Re: Physical Properties of Neutron Stars

A rough estimate of the density of a neutron star can be found by taking its mass, 1.4 times the mass of the Sun, and dividing by its volume, that of a sphere about 10 km in diameter. The result is that the average density of a NS is about 7 x 10¹⁴ g/cm^-3. (For thos unfamiliar with scientific notation, that's a seven followed by 14 zeros or 700000000000000 g/cm^-3; a human has a density of about 1 g/cm^-3 and the Earth's density is about 5 g/cm^-3.)

Densities this high are comparable to those measured in atomic nuclei (leading NSs to be described occasionally as the largest atomic nuclei). A more detailed analysis, that uses information obtained from terrestrial accelerators, suggests the following. At the center of a NS the density is something like 10¹⁵ g/cm^-3. Toward the edge of the NS, the density might drop to something like 10⁶ g/cm^-3.

The high central density of a NS means that its core might be something quite strange. It might be just composed of neutrons, or the pressure might be high enough to break the neutrons down into their component quarks. Outside of the core, there would be a large fraction of the NS that would be composed of neutrons. The surface itself would be composed of dense atoms like iron and nickel (just their nuclei really).

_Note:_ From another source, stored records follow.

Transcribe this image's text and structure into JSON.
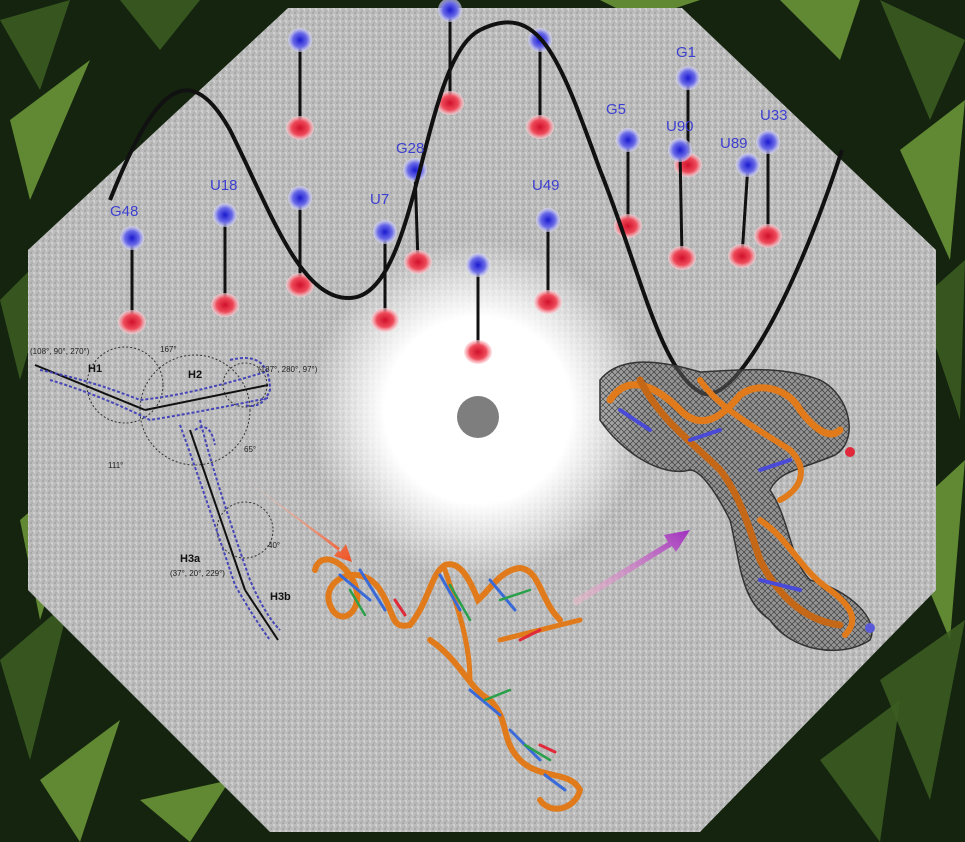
{
  "residues": [
    {
      "label": "G48"
    },
    {
      "label": "U18"
    },
    {
      "label": "U7"
    },
    {
      "label": "G28"
    },
    {
      "label": "U49"
    },
    {
      "label": "G5"
    },
    {
      "label": "G1"
    },
    {
      "label": "U90"
    },
    {
      "label": "U89"
    },
    {
      "label": "U33"
    }
  ],
  "diagram": {
    "helix_labels": [
      "H1",
      "H2",
      "H3a",
      "H3b"
    ],
    "angle_labels": [
      "167°",
      "111°",
      "65°",
      "40°"
    ],
    "coord_labels": [
      "(108°, 90°, 270°)",
      "(187°, 280°, 97°)",
      "(37°, 20°, 229°)"
    ]
  },
  "colors": {
    "foliage_dark": "#14240f",
    "foliage_light": "#6e9a3a",
    "disk_gray": "#b9b9b9",
    "peak_blue": "#3a3ad8",
    "peak_red": "#e0283a",
    "curve": "#111111",
    "rna_backbone": "#e07a1a",
    "envelope": "#555555"
  }
}
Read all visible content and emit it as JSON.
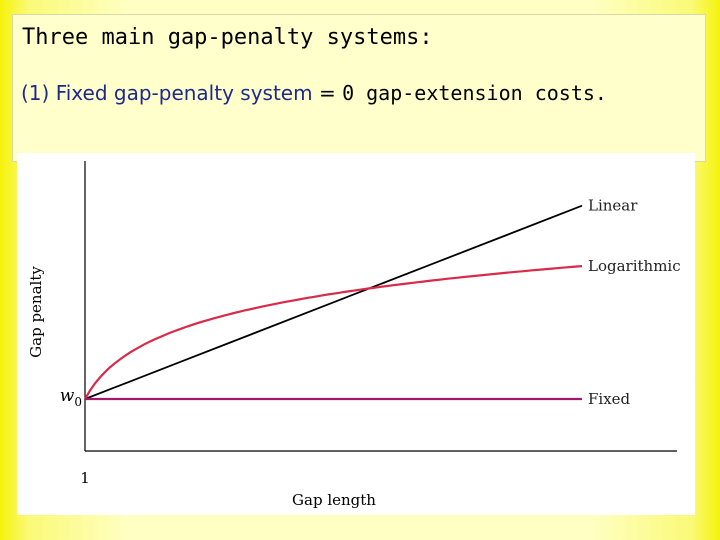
{
  "slide": {
    "title": "Three main gap-penalty systems:",
    "bullet": {
      "number": "(1)",
      "text_lead": "Fixed gap-penalty system",
      "text_eq": "=",
      "text_tail": "0 gap-extension costs."
    }
  },
  "colors": {
    "linear": "#000000",
    "logarithmic": "#d82a4a",
    "fixed": "#a6176e",
    "axis": "#000000",
    "title_blue": "#1e2a8a"
  },
  "chart_data": {
    "type": "line",
    "title": "",
    "xlabel": "Gap length",
    "ylabel": "Gap penalty",
    "x_tick_label": "1",
    "y_tick_label": "w",
    "y_tick_subscript": "0",
    "x": [
      1,
      1.5,
      2,
      3,
      4,
      6,
      8,
      11
    ],
    "xlim": [
      1,
      11
    ],
    "ylim": [
      0,
      4.8
    ],
    "grid": false,
    "legend": "inline-right",
    "series": [
      {
        "name": "Linear",
        "values": [
          0,
          0.2,
          0.4,
          0.8,
          1.2,
          2.0,
          2.8,
          4.0
        ]
      },
      {
        "name": "Logarithmic",
        "values": [
          0,
          0.95,
          1.25,
          1.65,
          1.95,
          2.35,
          2.55,
          2.75
        ]
      },
      {
        "name": "Fixed",
        "values": [
          0,
          0,
          0,
          0,
          0,
          0,
          0,
          0
        ]
      }
    ]
  }
}
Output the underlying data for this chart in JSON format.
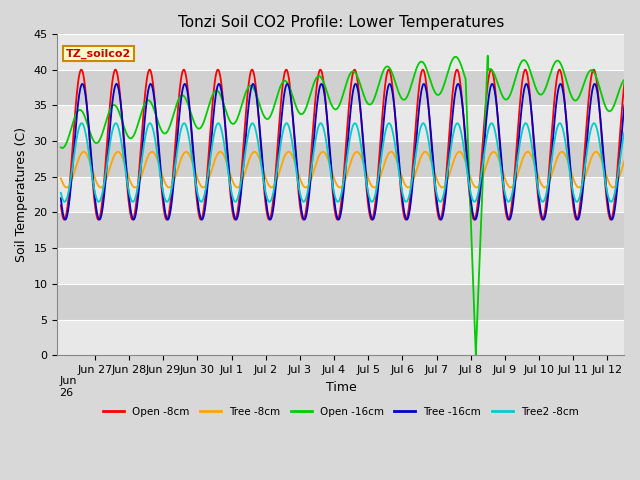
{
  "title": "Tonzi Soil CO2 Profile: Lower Temperatures",
  "xlabel": "Time",
  "ylabel": "Soil Temperatures (C)",
  "ylim": [
    0,
    45
  ],
  "yticks": [
    0,
    5,
    10,
    15,
    20,
    25,
    30,
    35,
    40,
    45
  ],
  "legend_label": "TZ_soilco2",
  "series_names": [
    "Open -8cm",
    "Tree -8cm",
    "Open -16cm",
    "Tree -16cm",
    "Tree2 -8cm"
  ],
  "series_colors": [
    "#FF0000",
    "#FFA500",
    "#00CC00",
    "#0000CC",
    "#00CCCC"
  ],
  "bg_color": "#D8D8D8",
  "plot_bg_light": "#E8E8E8",
  "plot_bg_dark": "#D0D0D0",
  "grid_color": "#FFFFFF",
  "title_fontsize": 11,
  "axis_fontsize": 9,
  "tick_fontsize": 8,
  "x_tick_labels": [
    "Jun 27",
    "Jun 28",
    "Jun 29",
    "Jun 30",
    "Jul 1",
    "Jul 2",
    "Jul 3",
    "Jul 4",
    "Jul 5",
    "Jul 6",
    "Jul 7",
    "Jul 8",
    "Jul 9",
    "Jul 10",
    "Jul 11",
    "Jul 12"
  ],
  "x_tick_positions": [
    1,
    2,
    3,
    4,
    5,
    6,
    7,
    8,
    9,
    10,
    11,
    12,
    13,
    14,
    15,
    16
  ],
  "xlim": [
    -0.1,
    16.5
  ],
  "green_spike_down_start": 11.85,
  "green_spike_bottom": 12.15,
  "green_spike_up_end": 12.5
}
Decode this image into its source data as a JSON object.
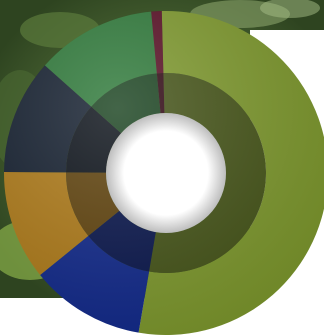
{
  "chart_data": {
    "type": "pie",
    "style": "donut",
    "title": "",
    "legend": "none",
    "data_labels": "none",
    "slices": [
      {
        "value": 51.0,
        "color": "#7f9a2e"
      },
      {
        "value": 11.0,
        "color": "#122a8c"
      },
      {
        "value": 10.5,
        "color": "#b07c1a"
      },
      {
        "value": 11.0,
        "color": "#152030"
      },
      {
        "value": 11.5,
        "color": "#2f7a3a"
      },
      {
        "value": 1.0,
        "color": "#5a1026"
      }
    ],
    "background": {
      "photo_color": "#3f5a2a",
      "canvas_color": "#ffffff"
    }
  }
}
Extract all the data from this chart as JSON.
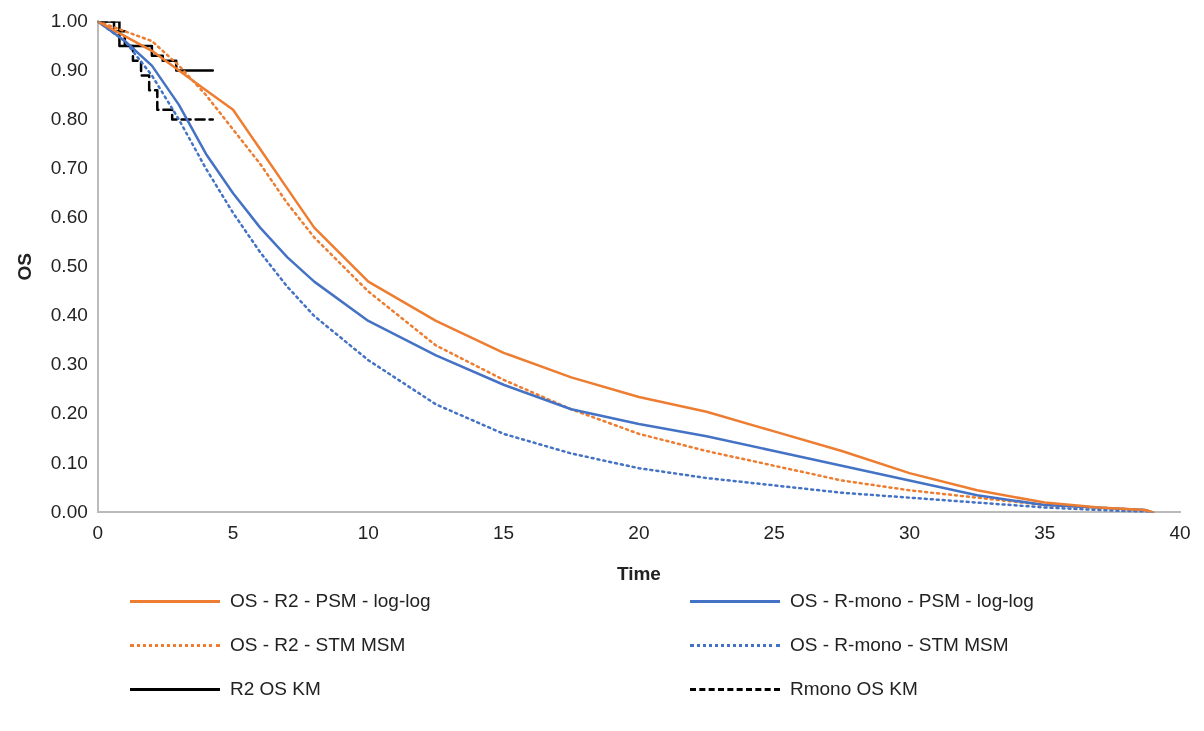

The sound speed within a NS is somewhat uncertain. The sound speed is probably about 10% of the speed of light (or 30 000 km/s). The actual sound speed is determined by how the pressure varies with density inside the NS. Astronomers and physicists continue to try to determine this exact quantity better.

(The sound speed measures how fast information can be transmitted through an object. For instance, imagine hitting an NS with a large hammer to cause an NS-quake. A person on the other side of the NS wouldn't know you had hit the NS until the vibration travelled through the NS, at the sound speed within the neutrons. Note that the sound speed does not mean that the NS is composed of air; air certainly does have a sound speed, but so does water, Earth, and the Sun.)

As for the cooling of NSs, they are actually very inefficient at cooling. There are three ways an object can cool: conduction, convection, and radiation. Conduction and convection both require that the object be in contact with something else (like an ice cube or cold water). However, NSs are in outer space, so there's almost nothing around them. Their only means of cooling is by radiation. The amount of radiation from an object depends, in part, on its radius. The radius of a NS is only 10 km (smaller than many cities!). (Compare that to the radii of most stars which are about 700 000 km.) This tiny radius means that an NS has a miniscule amount of surface area from which it can radiate, and so it cools quite slowly.

These questions are quite interesting, and at the forefront of some of modern astronomy. If you'd like to do more reading, you'll probably have to start with a college-level introductory astronomy textbook. A good discussion of NS is found in a book by Shapiro & Teukolsky, Black Holes, White Dwarfs, and Neutron, but be warned, it is quite technical.